Трамвай этот ходил по Театральной площади, где был МХАТ Второй, прямо на Плющиху, в Земледельческий переулок Мимо Гранд-отеля бывшего, где теперь гостиница «Москва», — взорвал Гришин — там был Дуглас Фэрбенкс, когда приезжал с Мэри Пикфорд. И вся Москва была там, и мы с братом были, чтоб поглядеть — он меня с собой брал. И вот там на балконе Мэри Пикфорд посылала воздушные поцелуи, все кричали — у нас же публика благодарная. Тогда шел «Багдадский вор», «Поцелуй Мэри» — широко шли фильмы — не так, как в более поздние советские годы. Чаплин шел. Я помню, как мы с братом ходили смотреть его комедии: «Золотую лихорадку». Я плакал от смеха. Я вставал, а там были откидывающиеся стулья, я садился мимо, падал на пол, и уже хохотал весь зал. Я хохотал до слез, рыдал и через пять минут я опять вставал от хохота, просто умирал. И уже публика шикала, потому что я опять падал мимо стула. Конечно, на меня очень сильное впечатление произвела совершенно другая форма, другой стиль, другая эстетика — вот то, что поразило меня потом у Брука в «Гамлете».
Но, видно, эта детская любовь к Чаплину, к гротеску, к условности осталась. Я до сих пор всегда в спорах с актерами, когда они начинают говорить, что это неудобно, что это они не могут понять. Я говорю:
— А вы это можете понять, что в Чаплина стреляют, а он уворачивается от пуль, — помните? Чаплину почему-то удобно!
А анекдот? Когда у нас рассказывали про покойного Микояна. Предлагают ему зонтик.
— Анастас Иванович, зонтик.
Он говорит:
— А мне не надо зонтика, я между струйками, между струйками, между струйками.

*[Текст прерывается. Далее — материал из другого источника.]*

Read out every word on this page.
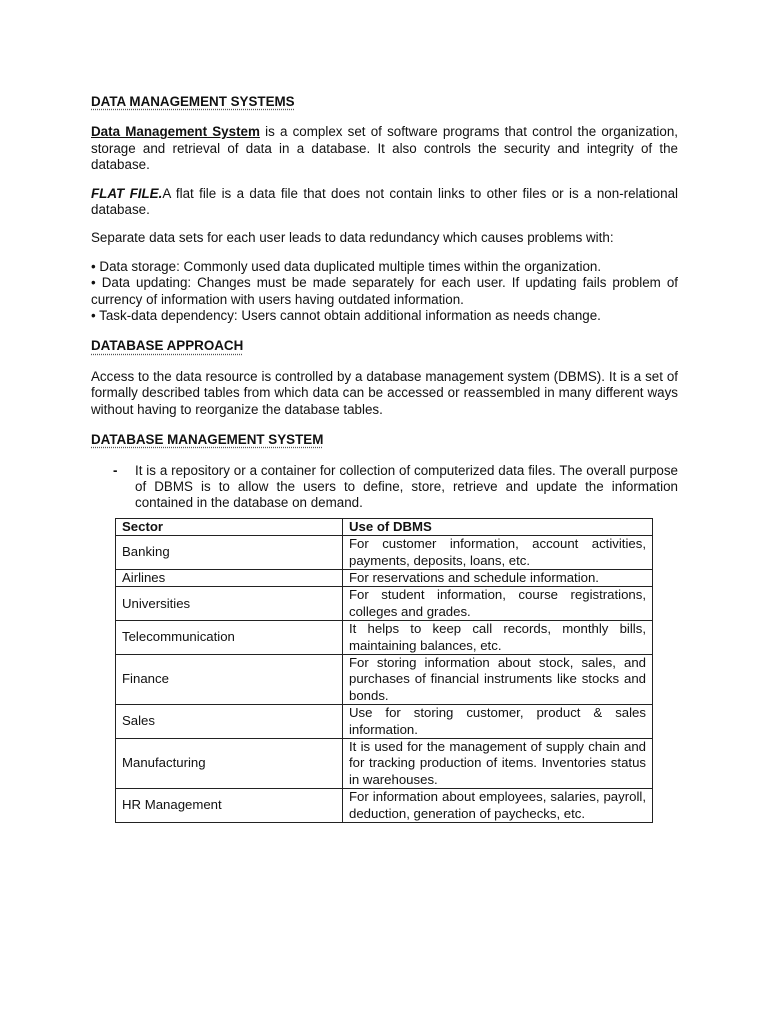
DATA MANAGEMENT SYSTEMS

Data Management System is a complex set of software programs that control the organization, storage and retrieval of data in a database. It also controls the security and integrity of the database.

FLAT FILE.A flat file is a data file that does not contain links to other files or is a non-relational database.

Separate data sets for each user leads to data redundancy which causes problems with:

• Data storage: Commonly used data duplicated multiple times within the organization.

• Data updating: Changes must be made separately for each user. If updating fails problem of currency of information with users having outdated information.

• Task-data dependency: Users cannot obtain additional information as needs change.

DATABASE APPROACH

Access to the data resource is controlled by a database management system (DBMS). It is a set of formally described tables from which data can be accessed or reassembled in many different ways without having to reorganize the database tables.

DATABASE MANAGEMENT SYSTEM

-	It is a repository or a container for collection of computerized data files. The overall purpose of DBMS is to allow the users to define, store, retrieve and update the information contained in the database on demand.
Sector	Use of DBMS
Banking	For customer information, account activities, payments, deposits, loans, etc.
Airlines	For reservations and schedule information.
Universities	For student information, course registrations, colleges and grades.
Telecommunication	It helps to keep call records, monthly bills, maintaining balances, etc.
Finance	For storing information about stock, sales, and purchases of financial instruments like stocks and bonds.
Sales	Use for storing customer, product & sales information.
Manufacturing	It is used for the management of supply chain and for tracking production of items. Inventories status in warehouses.
HR Management	For information about employees, salaries, payroll, deduction, generation of paychecks, etc.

А при Сталине — ни-ни. Уже потом Чаплина никакого мы не видели. А уж о «Диктаторе»-то и помянуть страшно.
Жизнь была такая сложная. Даже Наташа моя мне теперь говорит:
— А ты помнишь, как мы карточки потеряли? — ветер унес у нее, что ли, — а ты помнишь, как ты маме не говорил? У нас же семья такая… никогда нас не били. И при этом какая была трагедия и как боялись сказать, что мы потеряли карточки.
Мама многие вещи в Торгсин носила. И, конечно, благодаря этому как-то нас кормила.

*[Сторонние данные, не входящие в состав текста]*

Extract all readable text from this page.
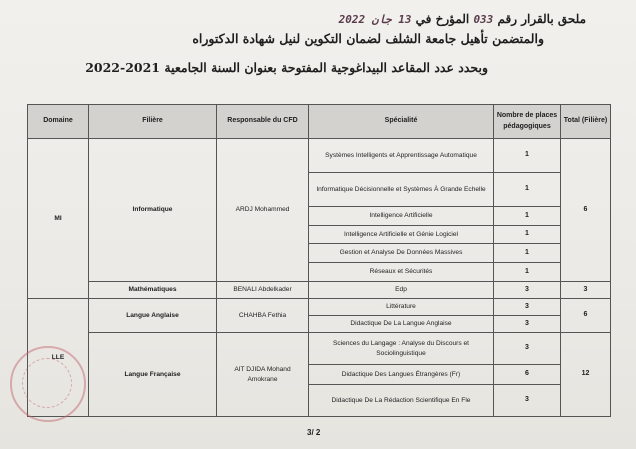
ملحق بالقرار رقم 033 المؤرخ في 13 جان 2022
والمتضمن تأهيل جامعة الشلف لضمان التكوين لنيل شهادة الدكتوراه
وبحدد عدد المقاعد البيداغوجية المفتوحة بعنوان السنة الجامعية 2021-2022
Domaine	Filière	Responsable du CFD	Spécialité	Nombre de places pédagogiques	Total (Filière)
MI	Informatique	ARDJ Mohammed	Systèmes Intelligents et Apprentissage Automatique	1	6
			Informatique Décisionnelle et Systèmes À Grande Echelle	1	
			Intelligence Artificielle	1	
			Intelligence Artificielle et Génie Logiciel	1	
			Gestion et Analyse De Données Massives	1	
			Réseaux et Sécurités	1	
	Mathématiques	BENALI Abdelkader	Edp	3	3
LLE	Langue Anglaise	CHAHBA Fethia	Littérature	3	6
			Didactique De La Langue Anglaise	3	
	Langue Française	AIT DJIDA Mohand Amokrane	Sciences du Langage : Analyse du Discours et Sociolinguistique	3	12
			Didactique Des Langues Étrangères (Fr)	6	
			Didactique De La Rédaction Scientifique En Fle	3	
3/ 2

Потом, у меня была с малых лет склонность ко всяким опытам — разобрать, собрать. Часто хулиганством я деньги добывал таким: пробки пережгу или выверну пробочку, соседи позвонят и скажут:
— А Юра дома? А то у нас свет не горит. — Я вверну пробочку, они тихонько, конечно, не при маме, говорят:
— Ну вот тебе на кино.
Добывал так несколько раз. Но потом, все-таки мама нас любила же очень. Да и отец не был жадным. Все-таки какое-то время он еще как-то выкручивался. Это потом, когда все хуже и хуже было, когда его стали сильно преследовать, то жить стало все тяжелей и тяжелей. Вещи все отнесли в Торгсин. А из Земледельческого переулка переехал я только тогда, когда Фурцева дала мне двухкомнатную квартиру. До этого все уплотняли-уплотняли, и потом мы остались в одной комнате. Брат женился, и ему с женой отдали вторую комнату, у них родилась девочка Люся, племянница моя, а мы остались в одной комнате: Наташа, мама, я и папа — то он уезжал надолго, то он жил с нами.
Наташа вышла замуж второй раз и уехала к мужу, полковник медицинской службы — замечательный человек был — Дима, фамилия у него была Руанет, какие-то французские корни — благородный очень человек, строгих правил, но советский человек. Поэтому много споров бывало за столом тогда. Даже они, которые ко мне хорошо относились, путались моей резкости.
Мама, бедная, страдала: ей очень нравилось, с одной стороны, но меня ругали все время, и она говорила:
— Ну Юрочка, ну раз тебя так ругают, ты же должен прислушаться, не бывает же просто так. Значит, правильно все-таки, ты подумай, исправь там что требуется.
Я говорю:
— Мама, ну а тебе-то как?
— Нет, мне понравилось, ты знаешь, я тебе честно скажу, я не понимаю, за что они тебя ругают. Да я смотрю кругом, и публика… — у тебя всегда же полно народу, к тебе так все относятся и всегда даже ко мне хорошо относятся благодаря тебе.
Вообще, мама была довольна детьми своими. Она всегда говорила, что «во всех этих горестях моих и сложностях дети меня радуют и утешают; я не могу жаловаться на своих детей».